When the user logout, and then login, is does not prompt the login screen. The user is automatically logged in without having to authenticate again.
I am following exactly the instructions of this guide: Auth0 Angular SDK Quickstarts: Login
Here is the logout method I am calling:
public logout(): void {
// Remove tokens and expiry time
this._accessToken = '';
this._idToken = '';
this._expiresAt = 0;
// Remove isLoggedIn flag from localStorage
localStorage.removeItem('isLoggedIn');
// Go back to the home route
this.router.navigate(['/']);
}
What could be wrong?
I am attaching a HAR file that recorded the login, logout and login (without the authorization screen) issue.

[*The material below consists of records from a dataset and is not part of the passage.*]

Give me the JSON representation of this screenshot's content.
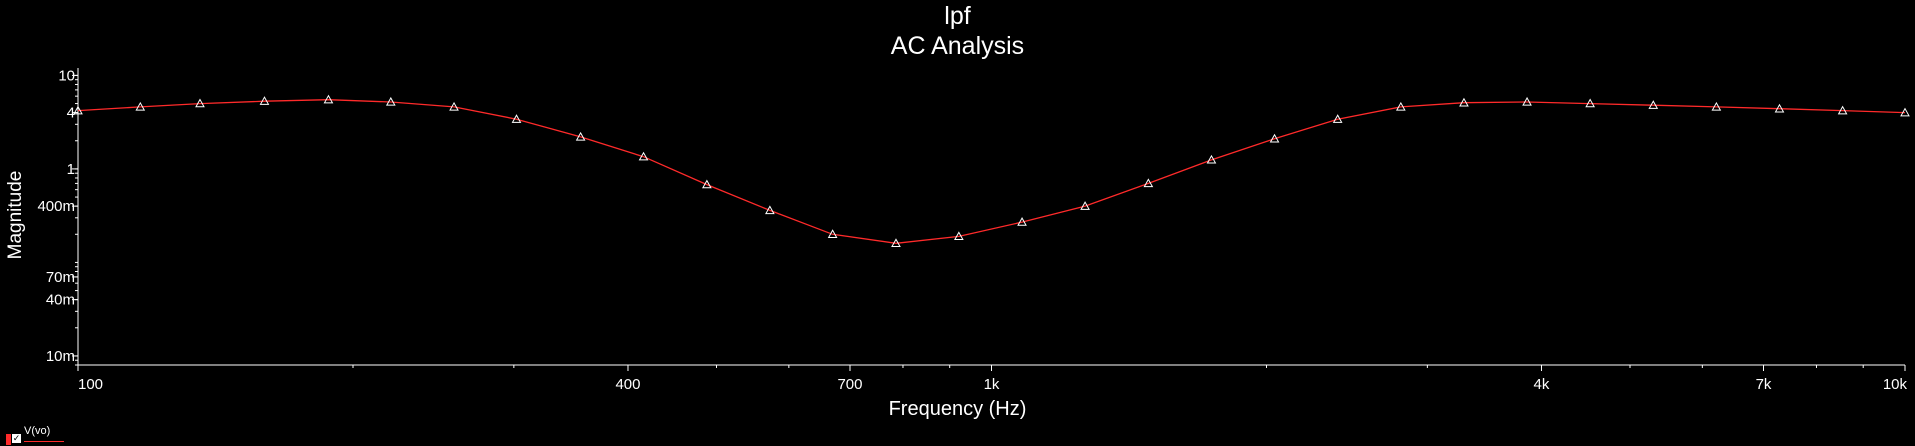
{
  "chart_data": {
    "type": "line",
    "title": "lpf",
    "subtitle": "AC Analysis",
    "xlabel": "Frequency (Hz)",
    "ylabel": "Magnitude",
    "x_scale": "log",
    "y_scale": "log",
    "xlim": [
      100,
      10000
    ],
    "ylim": [
      0.008,
      12
    ],
    "grid": false,
    "x_ticks": [
      {
        "value": 100,
        "label": "100"
      },
      {
        "value": 400,
        "label": "400"
      },
      {
        "value": 700,
        "label": "700"
      },
      {
        "value": 1000,
        "label": "1k"
      },
      {
        "value": 4000,
        "label": "4k"
      },
      {
        "value": 7000,
        "label": "7k"
      },
      {
        "value": 10000,
        "label": "10k"
      }
    ],
    "y_ticks": [
      {
        "value": 10,
        "label": "10"
      },
      {
        "value": 4,
        "label": "4"
      },
      {
        "value": 1,
        "label": "1"
      },
      {
        "value": 0.4,
        "label": "400m"
      },
      {
        "value": 0.07,
        "label": "70m"
      },
      {
        "value": 0.04,
        "label": "40m"
      },
      {
        "value": 0.01,
        "label": "10m"
      }
    ],
    "series": [
      {
        "name": "V(vo)",
        "color": "#ff2a2a",
        "marker": "triangle",
        "x": [
          100,
          117,
          136,
          160,
          188,
          220,
          258,
          302,
          355,
          416,
          488,
          572,
          670,
          786,
          921,
          1080,
          1266,
          1485,
          1741,
          2041,
          2393,
          2806,
          3290,
          3857,
          4522,
          5302,
          6216,
          7288,
          8545,
          10000
        ],
        "y": [
          4.2,
          4.6,
          5.0,
          5.3,
          5.5,
          5.2,
          4.6,
          3.4,
          2.2,
          1.35,
          0.68,
          0.36,
          0.2,
          0.16,
          0.19,
          0.27,
          0.4,
          0.7,
          1.25,
          2.1,
          3.4,
          4.6,
          5.1,
          5.2,
          5.0,
          4.8,
          4.6,
          4.4,
          4.2,
          4.0
        ]
      }
    ],
    "legend": "bottom-left"
  }
}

PS: The logout works in making the user lose its authentication. But it seems to not delete the cookie / token and re-authenticates the user on login without asking for credentials again.
public logout(): void {
// Remove tokens and expiry time
this._accessToken = '';
this._idToken = '';
this._expiresAt = 0;
// Remove isLoggedIn flag from localStorage
localStorage.removeItem('isLoggedIn');
// Go back to the home route
this.router.navigate(['/']);
this.auth0.logout({
returnTo: 'http://localhost:4200',
client_id: 'MY_CLIENT_ID'
The above is the correct solution: calling the logout method, which logs the user out of the authorization server and ends their Auth0 session. We will work on getting the applicable Quick Start instructions updated to make sure they include this!